Making smart home devices in 2018 without IPv6 is plain mad. 60% of the internet traffic in Belgium are IPv6 now. 40% in Germany and Greece.

If Lifx wants to lead the way in smart homes and not just follow the others they need to implement IPv6 in their products soon, and I don’t mean just their websites.

The IETF has create a set of Homenet specifications, to describe the near future of home networking. (See https://datatracker.ietf.org/wg/homenet/documents/). It is all IPv6 based, and makes a very good case for IPv4 and all of its NAT’ing problems to go away. What’s the holdup? Devices like the LIFX and Yeelight bulbs that don’t talk IPv6 :frowning:

This was true even without home net specifications. It’s absurd to be making IPv4 only products in this day and age. It’s been absurd for at least 10 years.

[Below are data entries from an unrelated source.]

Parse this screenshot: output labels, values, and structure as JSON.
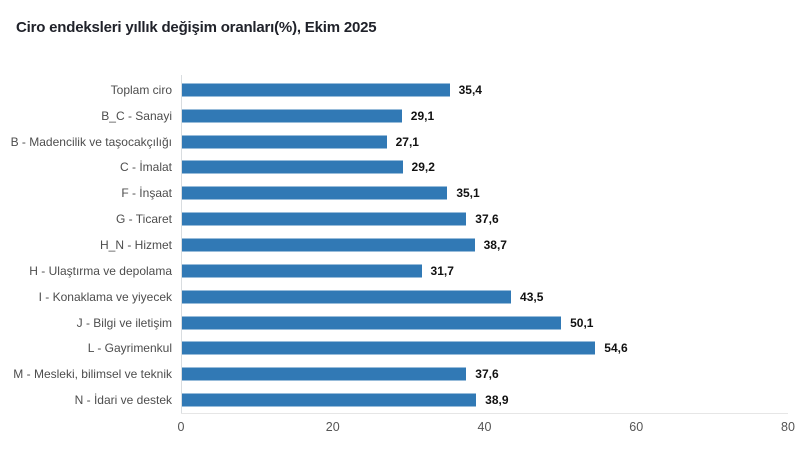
{
  "chart_data": {
    "type": "bar",
    "orientation": "horizontal",
    "title": "Ciro endeksleri yıllık değişim oranları(%), Ekim 2025",
    "categories": [
      "Toplam ciro",
      "B_C - Sanayi",
      "B - Madencilik ve taşocakçılığı",
      "C - İmalat",
      "F - İnşaat",
      "G - Ticaret",
      "H_N - Hizmet",
      "H - Ulaştırma ve depolama",
      "I - Konaklama ve yiyecek",
      "J - Bilgi ve iletişim",
      "L - Gayrimenkul",
      "M - Mesleki, bilimsel ve teknik",
      "N - İdari ve destek"
    ],
    "values": [
      35.4,
      29.1,
      27.1,
      29.2,
      35.1,
      37.6,
      38.7,
      31.7,
      43.5,
      50.1,
      54.6,
      37.6,
      38.9
    ],
    "value_labels": [
      "35,4",
      "29,1",
      "27,1",
      "29,2",
      "35,1",
      "37,6",
      "38,7",
      "31,7",
      "43,5",
      "50,1",
      "54,6",
      "37,6",
      "38,9"
    ],
    "xlim": [
      0,
      80
    ],
    "x_ticks": [
      "0",
      "20",
      "40",
      "60",
      "80"
    ],
    "bar_color": "#3179b5",
    "grid": false,
    "legend": false,
    "value_labels_position": "end-of-bar"
  }
}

Is there a technical limitation that prevents LIFX bulb firmware being upgraded to use IPv6?

When it comes to home networks pretty much 0% use IPv6. Major carriers use it e.g. mobile phones but home networks etc very minimal.

when 99% of home users are on IPv4 there is no rush to IPv6 however the product should ideally support it.

yes it would be nice to address the bulbs via IPv6, with over 300 bulbs in a block of flats (a set of homes with shared lighting of hallways, entrances and external walkways ) its definitely needed.

It would be nice to put LIFX on a VLAN that was IPv6 enabled, the silicon vendor espressif supports IPv6 so its up to the firmware to enable a dual stack of both IPv4/IPv6 to enable industrial investments and design.

Vodafone in NZ, and Telstra here in Australia supply broadband modems which seamlessly provide IPv6 access to their users on the LAN, by default. I suppose you could say that that’s still only 0.2% but that figure is only going to go up, not down.

100% of home users have IPv4. However, a very high percentage of them also have IPv6 or at least the ability to turn IPv6 on easily. All Comcast subscribers in the US are covered now. The vast majority of AT&T DSL and/or uVerse customers are covered. The bulk of Time Warner/Charter customers are covered.

By measurements published by Akamai, more than 50% of US Internet traffic is now IPv6.

It’s well past the point where it is acceptable to ignore IPv6 if you want your product to have a reasonable lifespan.